Since the council was not serious about improving the situation the people became disillusioned by the futility of the exercise. From the discussions carried out by the Street Peoples Committee, alcohol abuse within the indigenous community was identified as a serious problem that our community needed to address. The committee proposed more support for alcohol rehabilitation, a sobriety bus and the establishment of an Indigenous, Community Cultural Centre.
After two more years of lobbying, the local state member of parliament agreed to the funding of a cultural centre on the proviso that The City of Yarra introduce a drinking ban on alcohol in public spaces. Despite the Minister’s request, the City of Yarra and Aboriginal Services Victoria did not have a written business plan for the Cultural Centre.
The City of Yarra introduced a ban on public drinking 24/7 on 1 December 2009. Since the ban the police have attended on three occasions instead of every day, the ambulance has been here once instead of three times a week, I see old men and women occupying the public areas, I see people sitting down having their lunches in peace and quiet on benches that were occupied by violent drunks, I see families with children.
I am no longer having violent abuse hurled at me, my laneway does not smell like a third world toilet and my staff feel safe at work. I no longer see groups of criminals consorting on the street and I have not seen a used syringe for at least six months.

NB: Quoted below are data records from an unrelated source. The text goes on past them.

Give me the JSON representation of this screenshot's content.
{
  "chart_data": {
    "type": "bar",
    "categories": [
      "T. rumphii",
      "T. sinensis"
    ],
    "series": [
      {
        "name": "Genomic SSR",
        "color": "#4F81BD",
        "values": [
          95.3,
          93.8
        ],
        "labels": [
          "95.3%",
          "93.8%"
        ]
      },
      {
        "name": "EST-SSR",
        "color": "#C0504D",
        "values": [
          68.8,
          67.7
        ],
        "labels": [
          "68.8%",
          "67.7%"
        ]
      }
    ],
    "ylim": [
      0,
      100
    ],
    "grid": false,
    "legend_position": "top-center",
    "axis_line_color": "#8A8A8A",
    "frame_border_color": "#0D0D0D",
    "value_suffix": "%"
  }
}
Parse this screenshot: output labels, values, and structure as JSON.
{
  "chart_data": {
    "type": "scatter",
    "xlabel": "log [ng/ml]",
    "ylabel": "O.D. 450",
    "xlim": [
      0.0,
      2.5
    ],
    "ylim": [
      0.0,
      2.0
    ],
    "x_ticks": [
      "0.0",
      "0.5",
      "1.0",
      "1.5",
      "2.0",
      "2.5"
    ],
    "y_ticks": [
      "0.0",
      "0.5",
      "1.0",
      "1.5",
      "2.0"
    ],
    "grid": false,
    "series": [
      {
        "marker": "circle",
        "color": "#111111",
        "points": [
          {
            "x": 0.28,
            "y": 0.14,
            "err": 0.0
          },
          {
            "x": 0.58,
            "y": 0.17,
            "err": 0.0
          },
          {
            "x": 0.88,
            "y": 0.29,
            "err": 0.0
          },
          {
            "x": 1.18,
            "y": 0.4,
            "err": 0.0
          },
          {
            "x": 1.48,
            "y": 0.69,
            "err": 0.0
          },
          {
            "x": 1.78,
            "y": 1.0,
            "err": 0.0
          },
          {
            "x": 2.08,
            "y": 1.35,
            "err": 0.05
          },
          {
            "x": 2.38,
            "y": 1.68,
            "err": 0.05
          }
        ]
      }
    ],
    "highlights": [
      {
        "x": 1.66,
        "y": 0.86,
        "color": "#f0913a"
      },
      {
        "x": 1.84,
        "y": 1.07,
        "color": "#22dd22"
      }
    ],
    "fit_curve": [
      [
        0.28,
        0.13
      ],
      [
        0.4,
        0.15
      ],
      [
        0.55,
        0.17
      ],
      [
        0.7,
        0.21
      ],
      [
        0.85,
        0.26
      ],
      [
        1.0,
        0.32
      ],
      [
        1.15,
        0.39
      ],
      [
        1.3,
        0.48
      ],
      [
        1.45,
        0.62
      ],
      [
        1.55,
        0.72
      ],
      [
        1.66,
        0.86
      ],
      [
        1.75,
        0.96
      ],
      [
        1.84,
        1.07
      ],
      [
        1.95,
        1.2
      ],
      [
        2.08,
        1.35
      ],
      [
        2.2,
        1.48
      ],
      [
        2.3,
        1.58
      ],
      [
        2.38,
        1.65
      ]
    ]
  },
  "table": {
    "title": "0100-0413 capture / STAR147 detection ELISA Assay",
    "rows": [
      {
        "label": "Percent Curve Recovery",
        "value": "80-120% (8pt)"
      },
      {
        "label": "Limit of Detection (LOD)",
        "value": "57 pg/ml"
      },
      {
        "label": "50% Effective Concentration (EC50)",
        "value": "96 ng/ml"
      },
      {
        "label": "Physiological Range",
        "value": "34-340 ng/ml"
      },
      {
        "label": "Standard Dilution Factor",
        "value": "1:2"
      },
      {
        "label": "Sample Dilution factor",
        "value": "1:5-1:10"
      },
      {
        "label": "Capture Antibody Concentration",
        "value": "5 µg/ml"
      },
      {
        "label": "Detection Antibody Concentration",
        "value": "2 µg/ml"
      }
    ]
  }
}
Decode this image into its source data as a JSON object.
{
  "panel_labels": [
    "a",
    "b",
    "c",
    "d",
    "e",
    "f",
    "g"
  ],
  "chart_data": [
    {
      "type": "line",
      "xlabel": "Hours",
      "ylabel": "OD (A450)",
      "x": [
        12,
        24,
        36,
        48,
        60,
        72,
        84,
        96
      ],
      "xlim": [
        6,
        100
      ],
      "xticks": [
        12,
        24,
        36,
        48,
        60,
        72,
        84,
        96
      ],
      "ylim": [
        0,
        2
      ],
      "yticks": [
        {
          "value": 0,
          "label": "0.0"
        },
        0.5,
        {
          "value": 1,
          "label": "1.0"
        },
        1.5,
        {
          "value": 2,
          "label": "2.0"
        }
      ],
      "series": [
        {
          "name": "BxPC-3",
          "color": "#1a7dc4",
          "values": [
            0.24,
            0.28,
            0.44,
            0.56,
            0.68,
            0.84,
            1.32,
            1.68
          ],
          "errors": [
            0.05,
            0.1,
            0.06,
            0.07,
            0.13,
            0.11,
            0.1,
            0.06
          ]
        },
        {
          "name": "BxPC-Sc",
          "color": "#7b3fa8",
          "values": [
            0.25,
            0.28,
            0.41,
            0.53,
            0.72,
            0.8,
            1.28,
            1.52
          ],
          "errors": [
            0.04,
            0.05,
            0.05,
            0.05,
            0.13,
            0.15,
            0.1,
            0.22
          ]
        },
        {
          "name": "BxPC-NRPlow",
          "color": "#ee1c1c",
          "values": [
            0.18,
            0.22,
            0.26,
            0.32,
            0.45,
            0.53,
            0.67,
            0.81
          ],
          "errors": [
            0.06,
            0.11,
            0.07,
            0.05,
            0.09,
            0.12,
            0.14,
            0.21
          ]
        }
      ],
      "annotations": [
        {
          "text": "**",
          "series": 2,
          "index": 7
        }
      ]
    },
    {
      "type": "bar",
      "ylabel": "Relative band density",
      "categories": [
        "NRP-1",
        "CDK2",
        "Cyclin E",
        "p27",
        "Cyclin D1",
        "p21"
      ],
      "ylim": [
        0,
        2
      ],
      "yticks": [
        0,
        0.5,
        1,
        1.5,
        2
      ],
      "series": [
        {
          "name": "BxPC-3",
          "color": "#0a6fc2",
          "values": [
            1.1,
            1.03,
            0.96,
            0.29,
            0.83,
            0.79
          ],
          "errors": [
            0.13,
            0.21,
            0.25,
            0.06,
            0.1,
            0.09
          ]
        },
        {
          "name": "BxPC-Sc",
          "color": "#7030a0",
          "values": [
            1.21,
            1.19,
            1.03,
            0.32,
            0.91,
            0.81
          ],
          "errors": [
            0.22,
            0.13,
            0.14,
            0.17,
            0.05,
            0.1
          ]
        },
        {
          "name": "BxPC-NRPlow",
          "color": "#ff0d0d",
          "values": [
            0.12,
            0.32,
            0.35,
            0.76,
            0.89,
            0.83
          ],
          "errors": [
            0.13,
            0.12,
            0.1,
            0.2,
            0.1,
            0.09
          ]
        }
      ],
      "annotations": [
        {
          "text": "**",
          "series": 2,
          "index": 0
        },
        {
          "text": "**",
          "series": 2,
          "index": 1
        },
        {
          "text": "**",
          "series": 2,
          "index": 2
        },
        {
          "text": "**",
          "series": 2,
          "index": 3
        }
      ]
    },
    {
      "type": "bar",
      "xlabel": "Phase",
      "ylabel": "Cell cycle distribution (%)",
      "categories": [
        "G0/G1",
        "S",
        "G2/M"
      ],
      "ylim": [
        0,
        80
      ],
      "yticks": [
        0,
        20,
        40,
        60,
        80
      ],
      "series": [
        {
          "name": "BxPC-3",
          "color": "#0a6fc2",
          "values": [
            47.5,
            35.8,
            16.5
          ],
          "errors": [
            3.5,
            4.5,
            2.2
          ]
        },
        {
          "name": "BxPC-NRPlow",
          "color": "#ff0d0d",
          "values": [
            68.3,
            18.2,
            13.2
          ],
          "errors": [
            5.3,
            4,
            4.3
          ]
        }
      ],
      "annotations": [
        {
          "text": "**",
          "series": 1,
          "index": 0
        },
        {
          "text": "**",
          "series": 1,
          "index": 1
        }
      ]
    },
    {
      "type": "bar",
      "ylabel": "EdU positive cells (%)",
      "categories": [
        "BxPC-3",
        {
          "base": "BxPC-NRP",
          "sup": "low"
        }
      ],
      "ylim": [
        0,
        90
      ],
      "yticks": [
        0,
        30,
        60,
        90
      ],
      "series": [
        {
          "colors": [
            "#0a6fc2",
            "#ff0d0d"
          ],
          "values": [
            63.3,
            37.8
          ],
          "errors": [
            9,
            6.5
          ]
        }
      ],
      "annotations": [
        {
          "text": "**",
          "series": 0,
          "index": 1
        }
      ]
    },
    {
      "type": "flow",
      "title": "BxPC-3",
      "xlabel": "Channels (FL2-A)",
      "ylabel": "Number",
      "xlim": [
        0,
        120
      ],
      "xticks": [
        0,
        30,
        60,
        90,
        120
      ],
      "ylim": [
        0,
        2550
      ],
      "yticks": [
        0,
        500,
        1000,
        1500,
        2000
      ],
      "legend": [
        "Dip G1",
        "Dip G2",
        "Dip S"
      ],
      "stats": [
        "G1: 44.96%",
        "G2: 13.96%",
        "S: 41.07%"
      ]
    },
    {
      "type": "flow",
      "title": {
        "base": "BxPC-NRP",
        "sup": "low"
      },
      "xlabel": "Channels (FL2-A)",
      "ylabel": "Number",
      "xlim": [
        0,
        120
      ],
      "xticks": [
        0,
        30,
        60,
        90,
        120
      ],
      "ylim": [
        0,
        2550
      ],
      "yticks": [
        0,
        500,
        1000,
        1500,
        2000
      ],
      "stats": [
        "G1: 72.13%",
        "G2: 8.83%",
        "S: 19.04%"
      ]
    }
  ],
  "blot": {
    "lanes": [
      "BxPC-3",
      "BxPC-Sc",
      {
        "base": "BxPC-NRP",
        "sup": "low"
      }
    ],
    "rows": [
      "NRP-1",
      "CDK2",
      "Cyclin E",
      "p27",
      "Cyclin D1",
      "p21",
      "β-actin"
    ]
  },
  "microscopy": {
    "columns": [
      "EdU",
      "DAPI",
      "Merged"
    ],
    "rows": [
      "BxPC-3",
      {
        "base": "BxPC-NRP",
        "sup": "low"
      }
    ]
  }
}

It has taken ten years to achieve this position of normality in Smith street at a terrible cost to our community (at least half of the drinkers who occupied the area are dead). During this time many small businesses have gone bankrupt and left the area. Police time and effort, which could be better utilised in addressing serious criminal activity, was wasted on managing antisocial behaviour instead of stamping it out.
Why would any sane person want to reintroduce public drinking to Smith St? Do they have a vested interest in perpetuating criminality?